There are days when investors take bad news at face value and there are days when bad news is good.
And there has been little disguising the recent bull market rally even in the face of threatening geopolitical tensions. Overnight the pair of Chinese manufacturing reports did little to change investors’ minds that the world’s number two economy is struggling to shake off a slowdown that may deliver sub-7.5% GDP in the first quarter. The HSBC manufacturing index fell to 48.0 from 48.5 in February. The official purchasing managers’ index bucked-up somewhat to 50.3 signaling a faint heartbeat for the manufacturing sector. The brace prompted investors not to sell on fears of a slowdown but to buy on account of a sense of reassurance that the government is more likely to fine-tune recovery projects. Stocks in Hong Kong and Shanghai rose as a result.
Likewise in Japan investors sold the Japanese yen and pushed up the Nikkei 225 index. The chart below shows the struggle facing investors in the first quarter of the year as stocks slid and then again tested the lows after a half-hearted rally. And as the investing community discounts the reality of an imminent increase in the consumption tax, it appears that they are similarly prepared to assume more stimulus from the Bank of Japan as it too contends that the momentum may at least temporarily falter. Consumers spent more in advance of the imposition of the sales tax to benefit from lower prices and are expected to stay at home once it comes into play.
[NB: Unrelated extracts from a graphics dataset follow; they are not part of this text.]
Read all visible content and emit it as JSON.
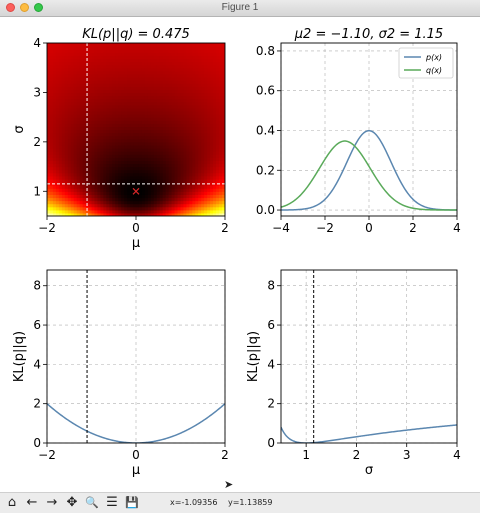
{
  "window": {
    "title": "Figure 1"
  },
  "toolbar": {
    "buttons": [
      {
        "name": "home-icon",
        "glyph": "⌂"
      },
      {
        "name": "back-icon",
        "glyph": "←"
      },
      {
        "name": "forward-icon",
        "glyph": "→"
      },
      {
        "name": "pan-icon",
        "glyph": "✥"
      },
      {
        "name": "zoom-icon",
        "glyph": "🔍"
      },
      {
        "name": "configure-subplots-icon",
        "glyph": "☰"
      },
      {
        "name": "save-icon",
        "glyph": "💾"
      }
    ],
    "x_readout": "x=-1.09356",
    "y_readout": "y=1.13859"
  },
  "chart_data": [
    {
      "type": "heatmap",
      "title": "KL(p||q) = 0.475",
      "title_math": true,
      "xlabel": "μ",
      "ylabel": "σ",
      "xlim": [
        -2,
        2
      ],
      "ylim": [
        0.5,
        4
      ],
      "xticks": [
        -2,
        0,
        2
      ],
      "yticks": [
        1,
        2,
        3,
        4
      ],
      "colormap": "hot",
      "crosshair": {
        "x": -1.1,
        "y": 1.15,
        "style": "dashed",
        "color": "#ffffff"
      },
      "marker": {
        "x": 0,
        "y": 1,
        "symbol": "x",
        "color": "#d62728"
      },
      "p_params": {
        "mu": 0,
        "sigma": 1
      },
      "grid": false
    },
    {
      "type": "line",
      "title": "μ2 = −1.10, σ2 = 1.15",
      "xlim": [
        -4,
        4
      ],
      "ylim": [
        -0.03,
        0.84
      ],
      "xticks": [
        -4,
        -2,
        0,
        2,
        4
      ],
      "yticks": [
        0.0,
        0.2,
        0.4,
        0.6,
        0.8
      ],
      "grid": true,
      "legend": "top-right",
      "series": [
        {
          "name": "p(x)",
          "color": "#5b87b0",
          "mu": 0,
          "sigma": 1
        },
        {
          "name": "q(x)",
          "color": "#5aaa5a",
          "mu": -1.1,
          "sigma": 1.15
        }
      ]
    },
    {
      "type": "line",
      "xlabel": "μ",
      "ylabel": "KL(p||q)",
      "xlim": [
        -2,
        2
      ],
      "ylim": [
        0,
        8.8
      ],
      "xticks": [
        -2,
        0,
        2
      ],
      "yticks": [
        0,
        2,
        4,
        6,
        8
      ],
      "grid": true,
      "vline": {
        "x": -1.1,
        "style": "dashed",
        "color": "#000000"
      },
      "series": [
        {
          "color": "#5b87b0",
          "fixed_sigma": 1,
          "vary": "mu"
        }
      ]
    },
    {
      "type": "line",
      "xlabel": "σ",
      "ylabel": "KL(p||q)",
      "xlim": [
        0.5,
        4
      ],
      "ylim": [
        0,
        8.8
      ],
      "xticks": [
        1,
        2,
        3,
        4
      ],
      "yticks": [
        0,
        2,
        4,
        6,
        8
      ],
      "grid": true,
      "vline": {
        "x": 1.15,
        "style": "dashed",
        "color": "#000000"
      },
      "series": [
        {
          "color": "#5b87b0",
          "fixed_mu": 0,
          "vary": "sigma"
        }
      ]
    }
  ]
}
Overnight the Tankan survey captured the mood well. The survey of 10,500 companies showed a quarterly rise of a single point in manufacturers’ mood to a six-year high. However, the outlook index declined by six points to a one-year low. The air of optimism appears to be weakening the yen, which fell to its weakest against the U.S. Dollar Index (NYBOT:DXH14) in three weeks and in turn is boosting the Nikkei 225 index.